FAS 157 has a number of ramification outside the hedge fund industry. As an example, here is a recent video examining the effects on banks of relaxing mark-to-market accounting rules.


FAS 157 was a big deal when it was first put into effect. For hedge fund's (and their auditors) FAS 157 presented a number of unique due diligence challenges. Specifically, the original incarnation of FAS 157 requires hedge funds, in their audited financial statements, to classify assets into one of three levels. The levels are supposed to show indicate to investors the amount of certainty with which they can value an asset.

Level 1 - Assets with readily observable market prices. Inputs for the assets in this level are quoted prices (unadjusted) in active markets.

Level 2 - Assets with no readily observable prices but they have inputs that are based on them. An example of this would be an interest-rate swap whose components are observable points - such as a Treasury bond.

Level 3 - Assets where one or more of those inputs does not have readily observable prices. Level 3 is the most controversial Level.

There is a general perception that investors place a premium on liquidity and that for the vast majority of hedge fund situations the more liquid (i.e. - Level 1) the better. As such, the natural progression of FAS 157 led to a struggle between hedge funds and auditors in the way their assets would be presented to investors.
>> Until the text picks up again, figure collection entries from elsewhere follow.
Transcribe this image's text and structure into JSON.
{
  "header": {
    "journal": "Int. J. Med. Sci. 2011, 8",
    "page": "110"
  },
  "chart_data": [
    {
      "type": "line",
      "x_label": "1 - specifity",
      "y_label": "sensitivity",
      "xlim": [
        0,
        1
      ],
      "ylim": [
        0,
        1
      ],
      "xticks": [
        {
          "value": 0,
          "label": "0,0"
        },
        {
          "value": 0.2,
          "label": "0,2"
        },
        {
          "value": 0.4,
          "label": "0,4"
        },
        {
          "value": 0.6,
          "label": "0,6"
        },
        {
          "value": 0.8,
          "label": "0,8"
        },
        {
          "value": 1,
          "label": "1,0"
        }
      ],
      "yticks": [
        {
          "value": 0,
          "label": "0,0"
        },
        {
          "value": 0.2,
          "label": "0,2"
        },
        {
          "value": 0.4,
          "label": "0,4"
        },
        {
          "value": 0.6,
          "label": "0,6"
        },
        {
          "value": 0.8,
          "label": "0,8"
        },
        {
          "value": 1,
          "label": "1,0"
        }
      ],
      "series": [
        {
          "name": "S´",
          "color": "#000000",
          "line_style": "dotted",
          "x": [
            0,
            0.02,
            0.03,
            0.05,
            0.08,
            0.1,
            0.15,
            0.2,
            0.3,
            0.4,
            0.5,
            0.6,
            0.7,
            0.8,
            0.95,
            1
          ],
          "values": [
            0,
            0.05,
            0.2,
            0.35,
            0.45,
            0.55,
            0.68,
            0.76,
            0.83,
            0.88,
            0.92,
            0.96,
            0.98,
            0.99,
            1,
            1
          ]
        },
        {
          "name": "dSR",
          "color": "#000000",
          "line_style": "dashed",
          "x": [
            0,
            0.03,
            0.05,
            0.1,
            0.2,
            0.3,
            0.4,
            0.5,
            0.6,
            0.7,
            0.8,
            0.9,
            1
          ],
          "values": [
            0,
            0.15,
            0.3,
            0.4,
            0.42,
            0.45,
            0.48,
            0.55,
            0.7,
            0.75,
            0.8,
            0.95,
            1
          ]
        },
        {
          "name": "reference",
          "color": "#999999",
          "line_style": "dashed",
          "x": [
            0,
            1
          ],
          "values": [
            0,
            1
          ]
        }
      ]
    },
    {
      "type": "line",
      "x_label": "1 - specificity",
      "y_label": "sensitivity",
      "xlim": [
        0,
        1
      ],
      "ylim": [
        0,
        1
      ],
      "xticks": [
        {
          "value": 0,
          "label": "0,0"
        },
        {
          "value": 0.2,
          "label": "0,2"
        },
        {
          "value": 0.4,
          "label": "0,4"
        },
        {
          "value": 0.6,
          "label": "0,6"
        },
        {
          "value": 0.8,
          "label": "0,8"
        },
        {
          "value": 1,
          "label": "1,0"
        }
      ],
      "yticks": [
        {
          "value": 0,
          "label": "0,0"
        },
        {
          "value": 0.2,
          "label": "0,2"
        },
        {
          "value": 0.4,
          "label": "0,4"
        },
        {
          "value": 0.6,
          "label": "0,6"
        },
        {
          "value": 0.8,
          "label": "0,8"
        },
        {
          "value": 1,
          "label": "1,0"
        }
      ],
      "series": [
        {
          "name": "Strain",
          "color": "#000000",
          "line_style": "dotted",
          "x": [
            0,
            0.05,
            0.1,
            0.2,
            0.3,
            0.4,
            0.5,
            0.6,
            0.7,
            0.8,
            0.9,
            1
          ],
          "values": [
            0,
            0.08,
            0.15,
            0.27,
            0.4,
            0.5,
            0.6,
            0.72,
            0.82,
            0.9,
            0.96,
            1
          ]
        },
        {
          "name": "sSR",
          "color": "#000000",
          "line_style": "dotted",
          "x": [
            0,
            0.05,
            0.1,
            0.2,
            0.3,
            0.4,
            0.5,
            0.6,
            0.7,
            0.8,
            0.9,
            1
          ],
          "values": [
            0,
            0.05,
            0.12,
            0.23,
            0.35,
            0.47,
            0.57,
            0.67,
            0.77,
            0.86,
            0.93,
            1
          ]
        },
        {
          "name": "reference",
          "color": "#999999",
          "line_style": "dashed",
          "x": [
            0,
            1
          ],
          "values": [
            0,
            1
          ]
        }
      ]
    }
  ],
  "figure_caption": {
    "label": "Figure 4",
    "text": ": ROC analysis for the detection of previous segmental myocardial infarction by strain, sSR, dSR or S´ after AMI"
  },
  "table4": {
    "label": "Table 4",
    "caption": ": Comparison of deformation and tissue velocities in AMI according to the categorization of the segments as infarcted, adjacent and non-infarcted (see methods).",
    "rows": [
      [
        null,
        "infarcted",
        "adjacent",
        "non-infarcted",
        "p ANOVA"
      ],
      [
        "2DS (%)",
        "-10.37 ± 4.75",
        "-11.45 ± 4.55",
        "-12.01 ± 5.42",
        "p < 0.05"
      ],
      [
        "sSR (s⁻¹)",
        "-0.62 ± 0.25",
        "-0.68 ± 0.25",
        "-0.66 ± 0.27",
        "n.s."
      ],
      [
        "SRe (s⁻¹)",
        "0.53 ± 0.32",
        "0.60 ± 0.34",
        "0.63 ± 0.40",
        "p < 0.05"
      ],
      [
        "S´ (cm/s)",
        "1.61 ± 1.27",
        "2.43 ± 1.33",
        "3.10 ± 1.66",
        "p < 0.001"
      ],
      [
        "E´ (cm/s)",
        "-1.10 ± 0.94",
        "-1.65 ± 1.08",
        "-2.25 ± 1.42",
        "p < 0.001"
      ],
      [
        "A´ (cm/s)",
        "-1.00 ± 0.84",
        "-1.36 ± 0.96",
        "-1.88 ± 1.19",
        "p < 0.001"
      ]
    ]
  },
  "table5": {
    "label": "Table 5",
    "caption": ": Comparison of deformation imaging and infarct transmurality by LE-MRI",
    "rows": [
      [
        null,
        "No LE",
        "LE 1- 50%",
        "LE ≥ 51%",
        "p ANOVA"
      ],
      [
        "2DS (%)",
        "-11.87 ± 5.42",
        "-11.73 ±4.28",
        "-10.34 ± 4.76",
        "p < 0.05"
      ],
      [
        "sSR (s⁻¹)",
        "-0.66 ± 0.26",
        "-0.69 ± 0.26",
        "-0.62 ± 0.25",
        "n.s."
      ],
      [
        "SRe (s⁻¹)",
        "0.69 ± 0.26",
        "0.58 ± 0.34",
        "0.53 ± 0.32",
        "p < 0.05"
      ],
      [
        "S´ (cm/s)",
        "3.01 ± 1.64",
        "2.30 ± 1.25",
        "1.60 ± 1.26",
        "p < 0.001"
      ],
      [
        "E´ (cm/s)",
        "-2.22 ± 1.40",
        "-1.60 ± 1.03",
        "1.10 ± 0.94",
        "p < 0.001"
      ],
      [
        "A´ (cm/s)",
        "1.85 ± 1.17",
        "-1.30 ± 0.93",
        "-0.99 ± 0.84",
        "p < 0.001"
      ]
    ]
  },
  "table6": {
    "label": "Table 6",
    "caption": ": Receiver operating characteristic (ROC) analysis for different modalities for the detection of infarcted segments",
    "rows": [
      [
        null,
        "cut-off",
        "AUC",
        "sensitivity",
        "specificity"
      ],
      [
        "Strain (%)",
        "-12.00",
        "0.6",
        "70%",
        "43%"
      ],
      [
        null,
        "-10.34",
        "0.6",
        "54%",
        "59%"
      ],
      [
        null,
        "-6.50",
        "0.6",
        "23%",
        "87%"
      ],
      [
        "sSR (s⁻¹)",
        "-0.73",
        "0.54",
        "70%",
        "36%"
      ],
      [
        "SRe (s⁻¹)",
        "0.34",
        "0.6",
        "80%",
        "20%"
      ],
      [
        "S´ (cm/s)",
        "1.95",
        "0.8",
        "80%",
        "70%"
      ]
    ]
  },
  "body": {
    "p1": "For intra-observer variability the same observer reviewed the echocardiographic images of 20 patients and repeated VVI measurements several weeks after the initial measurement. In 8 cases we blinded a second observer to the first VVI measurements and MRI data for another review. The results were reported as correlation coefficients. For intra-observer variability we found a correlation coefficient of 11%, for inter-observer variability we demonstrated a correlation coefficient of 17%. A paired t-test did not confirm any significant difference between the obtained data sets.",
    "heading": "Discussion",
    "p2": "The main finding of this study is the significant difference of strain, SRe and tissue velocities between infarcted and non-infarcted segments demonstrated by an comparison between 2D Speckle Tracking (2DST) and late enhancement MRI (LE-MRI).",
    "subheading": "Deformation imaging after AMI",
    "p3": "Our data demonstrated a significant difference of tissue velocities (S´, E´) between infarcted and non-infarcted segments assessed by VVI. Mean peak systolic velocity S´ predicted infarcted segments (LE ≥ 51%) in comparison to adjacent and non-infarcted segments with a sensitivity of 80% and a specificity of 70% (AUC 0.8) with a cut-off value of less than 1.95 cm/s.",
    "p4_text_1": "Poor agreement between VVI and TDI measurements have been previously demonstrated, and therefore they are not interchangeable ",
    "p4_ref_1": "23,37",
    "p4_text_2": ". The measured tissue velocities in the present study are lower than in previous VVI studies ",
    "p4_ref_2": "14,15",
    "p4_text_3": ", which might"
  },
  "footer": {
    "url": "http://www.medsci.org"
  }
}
When FAS 157 first was announced many hedge funds (and their auditors) were unsure which FAS 157 Level certain assets should be classified. It seemed some hedge funds/auditors were set to error on the side of caution. Others seemed more open to assuaging their hedge fund client's vocal objections to the classification of certain assets.

Some people in the private equity world have classified FAS 157 as "stupid." The SEC's former Chief Accountant Lynn Turner, has given FASB a failing 'F' grade.

(Others have raised questions about which FAS 157 assets should be classified in when they have no value (such as toxic assets). In light of the recent economic environment it seems that change is in the air to reform FAS 157. In recent Congressional testimony a number of big names (Ben Bernanke, Sheila Bair, Tim Geitner, Mary Schapiro) have suggested reforming FAS 157 (aka: Mark-to-Market) and Fair Value accounting.

Even FASB has acknowledged that FAS 157 needs some work and since issued three final Staff Positions (FSPs) intended to provide additional application guidance and enhance disclosures regarding fair value measurements and impairments of securities - which is accounting speak for clarify what we should have made clear the first time. Maybe FASB should read some this book before making anymore recommendations.

Specifically, the three groups of FSPs are:

1) FSP FAS 157-4 (the exciting sequel to FAS 157-3)- Determining Fair Value When the Volume and Level of Activity for the Asset or Liability Have Significantly Decreased and Identifying Transactions That Are Not Orderly

2) FSP FAS 107-1 and APB 28-1, Interim Disclosures about Fair Value of Financial Instruments

3) FSP FAS 115-2 and FAS 124-2, Recognition and Presentation of Other-Than-Temporary Impairments

The issuance of these final FSPs follows a period of intensive and extensive efforts by the FASB to gather input on our proposed guidance,” states FASB Chairman Robert H. Herz.

Thanks for all your hard work.

So let me get this straight - FASB puts out a rule which confuses everyone and provides little guidance on how to use it. Then works really hard to clarify it while hedge fund's, investors and auditors twist in the wind in the interim. Why wasn't all of this work put into gathering input gathered done beforehand? The FSPs are expected to be voted on later this week.

Some have blamed mark-to-market accounting as fueling some of the problems with the economy. Others have claimed there is nothing wrong with the rules but rather other issues such as over leverage should be blamed. FAS 157 is nothing more than a classification system. On face value it will do nothing to effect the actual underlying assets held by a hedge fund manager. It raises a number of issues related to judgment of hedge fund managers and their auditors. It is unclear if different auditors would classify certain assets into levels uniformly.

Hopefully, the new guidance from FASB will remove some of the judgment and discretion for the FAS 157 classification process. At the end of the day I question whether mark-to-market accounting really deserves all the criticism it has received. While there are good arguments on both sides, certainly a sound risk management policy should compliment any accounting methodology in place and not, as it seems had been the case with many hedge funds, be driven by it.